L
Lew
Michael said:The usual problem with heapsort-based algorithms, besides having O(n
lg n) as a lower bound, is that they have lousy locality of reference.
In traditional heapsort, once the heap is built, you proceed by taking
the leftmost element in the array (the root of the heap) and swapping
it with the last element of the heap part of the array. If the heap
size is not trivial, you're doing a load from one cache line and a
store into another.
Smoothsort appears to fix this problem, because it keeps the largest
elements at the right end of the forest of heaps, so the move from the
forest of heaps to the sorted part of the array is local. It also
avoids having to re-heapify large heaps, since it always operates on
the smallest heap left in the forest, and it splits large heaps as it
dequeues from them. In fact, while I've never tried implementing
smoothsort, much less analyzed its behavior, it looks like it has
quite good locality of reference.
But Timsort has great locality of reference, because it deals in runs
(including reversed-order runs), and when it doesn't have a decent run
at the current position, it sorts a small fragment of the array to
create one.
On the other hand, when sorts are used in most modern applications,
they're comparing keys that are located elsewhere in memory and
probably invoking a user-supplied comparison function, so locality of
reference may not have much effect on performance.

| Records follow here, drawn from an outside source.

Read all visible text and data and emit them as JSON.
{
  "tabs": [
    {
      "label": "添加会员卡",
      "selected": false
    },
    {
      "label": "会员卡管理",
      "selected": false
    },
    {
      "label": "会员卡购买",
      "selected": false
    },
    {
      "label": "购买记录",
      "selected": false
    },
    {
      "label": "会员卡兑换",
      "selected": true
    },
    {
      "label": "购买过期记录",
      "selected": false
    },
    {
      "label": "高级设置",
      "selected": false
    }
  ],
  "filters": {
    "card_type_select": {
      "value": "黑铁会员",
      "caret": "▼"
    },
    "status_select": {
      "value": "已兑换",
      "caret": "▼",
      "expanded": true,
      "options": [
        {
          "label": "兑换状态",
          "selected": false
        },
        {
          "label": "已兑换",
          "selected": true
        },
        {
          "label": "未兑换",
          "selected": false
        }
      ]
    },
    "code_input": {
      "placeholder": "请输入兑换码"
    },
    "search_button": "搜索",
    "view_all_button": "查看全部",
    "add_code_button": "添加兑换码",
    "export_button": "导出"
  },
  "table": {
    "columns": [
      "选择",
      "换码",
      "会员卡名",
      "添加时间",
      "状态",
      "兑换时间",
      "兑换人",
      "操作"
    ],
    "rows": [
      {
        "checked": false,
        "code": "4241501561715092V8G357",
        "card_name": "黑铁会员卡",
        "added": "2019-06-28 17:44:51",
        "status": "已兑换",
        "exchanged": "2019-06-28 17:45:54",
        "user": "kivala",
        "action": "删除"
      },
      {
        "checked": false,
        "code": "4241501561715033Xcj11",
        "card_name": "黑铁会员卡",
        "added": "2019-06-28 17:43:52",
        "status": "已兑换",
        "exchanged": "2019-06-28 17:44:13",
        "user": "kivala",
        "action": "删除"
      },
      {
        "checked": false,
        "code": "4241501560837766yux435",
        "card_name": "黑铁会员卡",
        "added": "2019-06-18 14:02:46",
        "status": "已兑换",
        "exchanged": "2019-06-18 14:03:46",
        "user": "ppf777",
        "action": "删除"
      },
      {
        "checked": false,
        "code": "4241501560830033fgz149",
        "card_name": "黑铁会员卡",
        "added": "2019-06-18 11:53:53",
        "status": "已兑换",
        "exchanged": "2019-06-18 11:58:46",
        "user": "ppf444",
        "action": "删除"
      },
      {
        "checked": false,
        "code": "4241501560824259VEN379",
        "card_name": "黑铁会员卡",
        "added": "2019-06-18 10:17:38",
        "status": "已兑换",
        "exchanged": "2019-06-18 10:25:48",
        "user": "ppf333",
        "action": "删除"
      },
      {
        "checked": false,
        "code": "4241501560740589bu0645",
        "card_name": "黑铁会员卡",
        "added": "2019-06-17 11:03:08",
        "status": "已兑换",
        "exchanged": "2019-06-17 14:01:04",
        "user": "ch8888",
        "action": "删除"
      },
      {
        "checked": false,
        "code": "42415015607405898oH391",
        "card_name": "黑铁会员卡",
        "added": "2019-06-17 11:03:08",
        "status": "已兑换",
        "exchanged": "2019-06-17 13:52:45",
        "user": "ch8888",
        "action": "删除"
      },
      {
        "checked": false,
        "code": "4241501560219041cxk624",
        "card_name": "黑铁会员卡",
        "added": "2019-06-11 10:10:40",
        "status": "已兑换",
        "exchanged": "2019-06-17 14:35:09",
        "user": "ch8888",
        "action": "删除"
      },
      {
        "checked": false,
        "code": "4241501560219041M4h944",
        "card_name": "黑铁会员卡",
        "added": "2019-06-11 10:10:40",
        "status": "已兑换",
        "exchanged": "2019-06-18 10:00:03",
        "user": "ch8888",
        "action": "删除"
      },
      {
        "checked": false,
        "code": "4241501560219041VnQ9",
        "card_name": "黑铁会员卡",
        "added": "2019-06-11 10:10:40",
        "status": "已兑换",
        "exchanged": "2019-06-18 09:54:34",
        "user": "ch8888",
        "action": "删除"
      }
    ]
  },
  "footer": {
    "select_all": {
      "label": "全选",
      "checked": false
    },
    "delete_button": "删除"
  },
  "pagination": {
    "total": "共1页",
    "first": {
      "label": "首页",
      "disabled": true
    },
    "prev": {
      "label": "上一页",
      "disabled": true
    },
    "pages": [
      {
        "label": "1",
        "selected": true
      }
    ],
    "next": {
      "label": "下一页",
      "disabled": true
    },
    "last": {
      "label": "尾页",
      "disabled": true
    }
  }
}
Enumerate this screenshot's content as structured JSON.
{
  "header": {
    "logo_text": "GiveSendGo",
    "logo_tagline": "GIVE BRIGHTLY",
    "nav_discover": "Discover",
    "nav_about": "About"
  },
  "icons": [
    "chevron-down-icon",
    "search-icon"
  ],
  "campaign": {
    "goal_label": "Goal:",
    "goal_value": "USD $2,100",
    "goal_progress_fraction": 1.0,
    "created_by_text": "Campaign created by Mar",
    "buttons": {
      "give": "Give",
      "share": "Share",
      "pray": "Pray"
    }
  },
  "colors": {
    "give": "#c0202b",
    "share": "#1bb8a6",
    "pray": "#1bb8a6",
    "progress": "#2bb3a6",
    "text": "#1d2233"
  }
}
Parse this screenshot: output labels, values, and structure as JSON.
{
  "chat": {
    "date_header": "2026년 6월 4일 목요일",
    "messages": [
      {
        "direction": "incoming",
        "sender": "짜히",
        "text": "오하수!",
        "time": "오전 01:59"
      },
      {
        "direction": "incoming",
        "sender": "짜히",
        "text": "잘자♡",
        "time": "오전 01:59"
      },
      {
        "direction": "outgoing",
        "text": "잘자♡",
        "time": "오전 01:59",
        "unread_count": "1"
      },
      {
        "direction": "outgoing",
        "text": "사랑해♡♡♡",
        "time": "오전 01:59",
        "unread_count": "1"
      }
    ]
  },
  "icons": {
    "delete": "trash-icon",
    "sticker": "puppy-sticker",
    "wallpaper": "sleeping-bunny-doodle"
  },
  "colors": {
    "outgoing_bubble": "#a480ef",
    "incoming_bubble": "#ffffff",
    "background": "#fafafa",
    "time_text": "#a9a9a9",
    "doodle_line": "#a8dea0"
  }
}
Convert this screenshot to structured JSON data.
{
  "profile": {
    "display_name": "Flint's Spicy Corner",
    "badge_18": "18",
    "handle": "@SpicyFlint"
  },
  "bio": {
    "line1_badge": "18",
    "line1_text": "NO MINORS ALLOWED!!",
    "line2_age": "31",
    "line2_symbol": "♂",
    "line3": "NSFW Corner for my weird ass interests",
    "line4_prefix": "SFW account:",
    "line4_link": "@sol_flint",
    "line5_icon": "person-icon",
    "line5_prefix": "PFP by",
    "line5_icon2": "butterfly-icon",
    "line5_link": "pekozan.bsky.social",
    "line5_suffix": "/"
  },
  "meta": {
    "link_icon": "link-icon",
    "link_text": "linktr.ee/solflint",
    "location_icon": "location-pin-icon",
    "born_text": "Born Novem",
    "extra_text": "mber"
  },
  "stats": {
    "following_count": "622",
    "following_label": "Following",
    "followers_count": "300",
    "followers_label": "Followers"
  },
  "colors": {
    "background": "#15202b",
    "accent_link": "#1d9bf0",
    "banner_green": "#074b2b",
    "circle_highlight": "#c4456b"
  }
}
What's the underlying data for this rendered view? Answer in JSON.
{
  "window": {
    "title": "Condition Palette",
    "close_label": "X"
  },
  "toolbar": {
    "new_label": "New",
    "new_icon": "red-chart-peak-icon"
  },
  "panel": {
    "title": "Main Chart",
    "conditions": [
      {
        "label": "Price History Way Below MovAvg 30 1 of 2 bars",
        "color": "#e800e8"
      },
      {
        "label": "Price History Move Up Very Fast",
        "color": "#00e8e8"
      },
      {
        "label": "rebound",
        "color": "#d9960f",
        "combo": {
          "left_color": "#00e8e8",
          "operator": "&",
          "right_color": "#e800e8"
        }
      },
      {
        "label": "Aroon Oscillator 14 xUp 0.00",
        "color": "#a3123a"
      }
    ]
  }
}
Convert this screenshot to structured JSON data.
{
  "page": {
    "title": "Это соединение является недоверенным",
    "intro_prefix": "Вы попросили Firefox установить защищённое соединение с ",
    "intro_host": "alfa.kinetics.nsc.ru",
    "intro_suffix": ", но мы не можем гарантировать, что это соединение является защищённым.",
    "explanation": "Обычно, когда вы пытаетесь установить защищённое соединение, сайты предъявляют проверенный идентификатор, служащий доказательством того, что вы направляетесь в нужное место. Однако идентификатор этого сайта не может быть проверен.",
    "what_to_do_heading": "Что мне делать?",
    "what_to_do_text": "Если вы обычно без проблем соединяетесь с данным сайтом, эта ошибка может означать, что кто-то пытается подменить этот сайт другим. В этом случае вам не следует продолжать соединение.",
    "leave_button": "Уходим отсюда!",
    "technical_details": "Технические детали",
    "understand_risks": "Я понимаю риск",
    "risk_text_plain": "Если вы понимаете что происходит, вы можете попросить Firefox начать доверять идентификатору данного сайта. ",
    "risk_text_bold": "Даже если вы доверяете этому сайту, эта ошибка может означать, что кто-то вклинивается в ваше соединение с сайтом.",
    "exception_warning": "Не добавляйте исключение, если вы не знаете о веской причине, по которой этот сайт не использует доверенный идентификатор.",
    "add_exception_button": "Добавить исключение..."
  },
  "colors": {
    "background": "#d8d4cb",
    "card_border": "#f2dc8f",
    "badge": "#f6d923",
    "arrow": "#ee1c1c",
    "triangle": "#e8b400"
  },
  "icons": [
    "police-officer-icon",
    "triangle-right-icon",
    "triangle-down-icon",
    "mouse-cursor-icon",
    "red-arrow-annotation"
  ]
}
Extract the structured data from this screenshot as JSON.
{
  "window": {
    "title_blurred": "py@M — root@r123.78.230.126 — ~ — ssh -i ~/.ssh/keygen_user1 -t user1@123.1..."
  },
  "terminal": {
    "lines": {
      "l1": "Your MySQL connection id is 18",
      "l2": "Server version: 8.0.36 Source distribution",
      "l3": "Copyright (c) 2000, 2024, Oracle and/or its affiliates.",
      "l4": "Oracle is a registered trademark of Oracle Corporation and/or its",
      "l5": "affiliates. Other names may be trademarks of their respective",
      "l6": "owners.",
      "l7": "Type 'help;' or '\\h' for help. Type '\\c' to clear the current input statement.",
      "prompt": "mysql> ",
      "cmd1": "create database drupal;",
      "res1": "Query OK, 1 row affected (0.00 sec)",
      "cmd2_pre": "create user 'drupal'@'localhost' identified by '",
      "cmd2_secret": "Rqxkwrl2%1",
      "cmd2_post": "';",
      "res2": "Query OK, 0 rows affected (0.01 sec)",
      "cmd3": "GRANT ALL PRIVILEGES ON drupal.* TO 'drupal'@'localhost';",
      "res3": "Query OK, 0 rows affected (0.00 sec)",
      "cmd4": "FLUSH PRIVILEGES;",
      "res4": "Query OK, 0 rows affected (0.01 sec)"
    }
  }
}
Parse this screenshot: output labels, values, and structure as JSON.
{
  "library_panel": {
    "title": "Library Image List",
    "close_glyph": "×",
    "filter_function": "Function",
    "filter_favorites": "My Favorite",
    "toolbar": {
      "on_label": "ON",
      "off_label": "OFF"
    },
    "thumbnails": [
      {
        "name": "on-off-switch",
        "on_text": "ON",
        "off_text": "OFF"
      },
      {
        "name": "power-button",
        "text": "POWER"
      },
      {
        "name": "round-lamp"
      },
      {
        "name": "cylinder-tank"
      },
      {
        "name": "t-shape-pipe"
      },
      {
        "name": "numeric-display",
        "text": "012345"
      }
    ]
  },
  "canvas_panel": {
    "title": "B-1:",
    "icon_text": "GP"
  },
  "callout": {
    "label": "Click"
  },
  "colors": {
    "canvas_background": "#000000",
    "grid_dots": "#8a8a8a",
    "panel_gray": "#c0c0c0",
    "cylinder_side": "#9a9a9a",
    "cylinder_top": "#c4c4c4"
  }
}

Proving once again that theory can lead you to town, but it can't find you the
concierge at the hotel. For that you need measurement under realistic
conditions. Evidence will tell you if the difference between Timsort,
Quicksort, Smoothsort, Bubble sort or Stupidsort even matters, much less which
one wins.
--
Lew
Stupidsort: scan the array looking for the largest element. Copy it to one
end of temporary array. Repeat with next element, placing in next position,
repeat until whole array is copied. Quicksort the result. Copy it back to
the original array. Cache the results.